The drop-off rate changes for various materials, but you can sometimes find charts with that information.
Take a look at the chart on page 3: www.speedingedge.com/PDF-Files/tutorial.pdf
Most of the FR-4 you get at PCB houses is around 4.2-4.9, due to variations in FR-4 and resin percentage and composition. Start with 4.7 and make your design from there. If this is just a class project, don't get too wound up about Er accuracy... you're probably not going to spend days and days running 3D EM analysis to perfect your design for a mass-market environment. Pick a reasonable value and run with it.
These 13MHz "antennas" on PCB are more or less inductors, with inductive near field coupling. They are designed/calculated like other printed regular inductors, and the dielectric constant of the PCB has little effect. If you don't trust this statement, you can verify this by full EM simulation.
Yes. At best, it plays a minor role when tuning the resonant circuit. Capacitor tolerance contribution will be most likely higher. 13.56 MHz Er is effectively equal to 1 MHz value.
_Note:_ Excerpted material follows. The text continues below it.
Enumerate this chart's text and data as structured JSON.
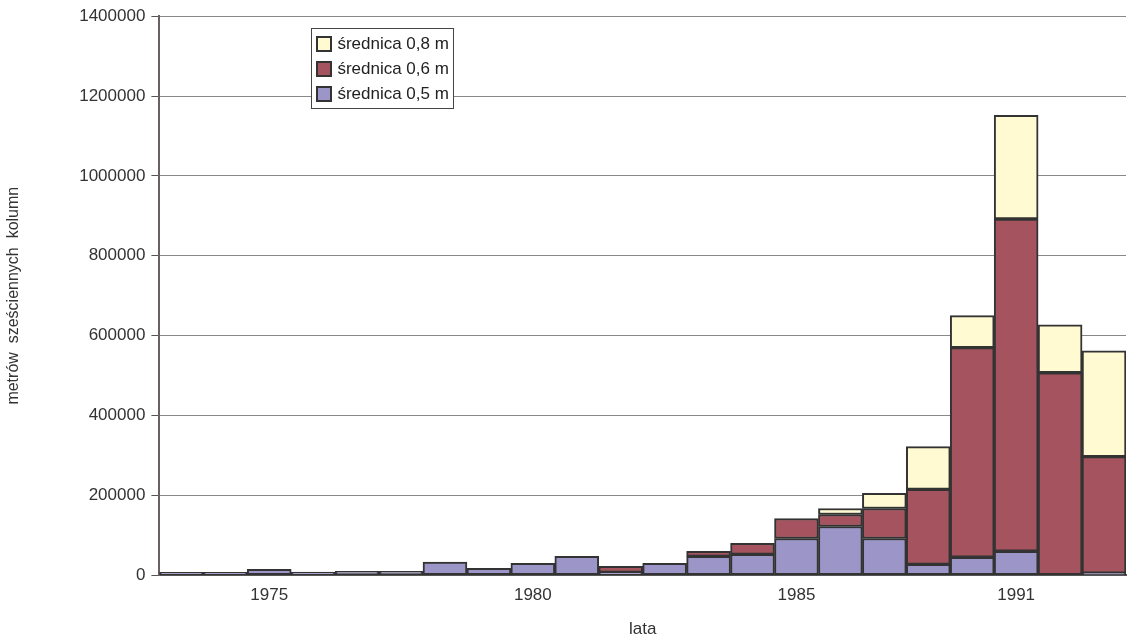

As said generic FR-4 specifications are rather loose. Critical RF applications (at higher frequencies than 13.56 MHz) are prescribing a more tightly specified substrate or adjusting the design for empirical determined substrate parameters.
Most 13.56 MHz RFID antenna designs have the E-field between the turns mostly in air. In that case influence of dielectric is less then capacitor tolerance, so I agree with FVM.
I saw some designs where both upper and bottom layer have turns facing each other. In that case change in dielectric constant may detune narrow band antennas (low data rate) too much. So best is to post your proposed geometry, or do some simulation and play with er to find the effect on center frequency.